Now that we understand fake news's advantages, let's look at our brain's "factory settings" – the thinking patterns that make us susceptible. In psychology, these are called "cognitive biases."

1. Confirmation Bias

This is one of the most common and powerful biases. Simply put: We tend to believe information that confirms our existing beliefs and ignore or reject information that contradicts them.

  • Example: If you already think a certain brand of phone is bad, you'll unconsciously look for news like "Flaws of XX Phone" or "XX Phone Fails" online. When you find them, you'll think, "See, I knew it!". Conversely, you might dismiss positive articles as "definitely paid reviews."

Fake news creators know this well. They "tailor" news specifically for certain groups, crafting content that caters to their existing prejudices. For example, feeding "dirt" about a celebrity to people who dislike them, or "new evidence" to believers of a conspiracy theory. It's like delivering intellectual "ammunition" they are eager to receive and spread.

2. Illusory Truth Effect

In short: A lie repeated a thousand times can become "truth."

When we repeatedly see or hear a piece of information, our brain processes it more easily. The brain mistakenly interprets this "processing fluency" as "information credibility."

  • Think of advertising: "This holiday season, gifts are only XXX!" Hearing it hundreds of times makes it feel like an unquestionable truth, right?
  • Fake news works the same way: When you see the same fake news item forwarded in several group chats by several friends, you start wondering, "So many people are saying this, could it be true?"

3. Anchoring Effect

When making judgments, our brains are easily "anchored" by the first piece of information they receive. Subsequent information is adjusted around this "anchor," but it's hard to completely escape its influence.

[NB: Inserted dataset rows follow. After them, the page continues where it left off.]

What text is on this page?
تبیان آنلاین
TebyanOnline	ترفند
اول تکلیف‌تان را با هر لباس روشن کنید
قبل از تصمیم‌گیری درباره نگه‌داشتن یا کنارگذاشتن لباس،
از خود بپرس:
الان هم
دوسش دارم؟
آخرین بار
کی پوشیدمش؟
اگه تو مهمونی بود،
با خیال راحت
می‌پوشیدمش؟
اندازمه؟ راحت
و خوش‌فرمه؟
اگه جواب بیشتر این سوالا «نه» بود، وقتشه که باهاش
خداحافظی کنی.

  • Example: A fake news alert pops up: "Experts predict earthquake in Location Z will reach magnitude 9!" Later, an official refutation states: "This is false; the actual quake measured magnitude 5."
  • Even though people know magnitude 9 is false, their panic was anchored by the "9." Even after the correction, their perception of "magnitude 5" might be more alarming than if they'd heard "magnitude 5" first. They think, "Thank goodness it wasn't 9," but the seed of panic is already planted.

4. Bandwagon Effect

Commonly known as "following the crowd." When we see many people believing or sharing a piece of information, we tend to believe it's correct, even if it's baseless. This is an instinct to seek social validation. On social media, the number of "shares" and "likes" on a post itself becomes a form of persuasion.

To Summarize

Therefore, the proliferation of fake news is the result of "favorable timing, advantageous terrain, and human harmony" working together:

  • Timing (The Content Itself): Fake news leverages emotion and novelty; its content is simple, blunt, and highly contagious.
  • Terrain (The Channels): Social media algorithms, chasing traffic, become fake news's "best partner."
  • Human Harmony (Our Brains): Our cognitive weaknesses like confirmation bias and the illusory truth effect make us the "susceptible population" for fake news.

So, what can we do?

The most important thing is to cultivate media literacy. Next time you see a piece of news that triggers your emotions and makes you want to share it immediately, pause for a few seconds and ask yourself:

  • What's the source? Is it a reputable news organization, or an obscure public account/personal account?
  • Are there other sources? Have other mainstream media reported the same thing?
  • Does this seem too "perfect"? Does it simplistically blame everything on one person or group?

Asking these questions helps upgrade our brain's "firewall," making us less likely to be led astray by fake news.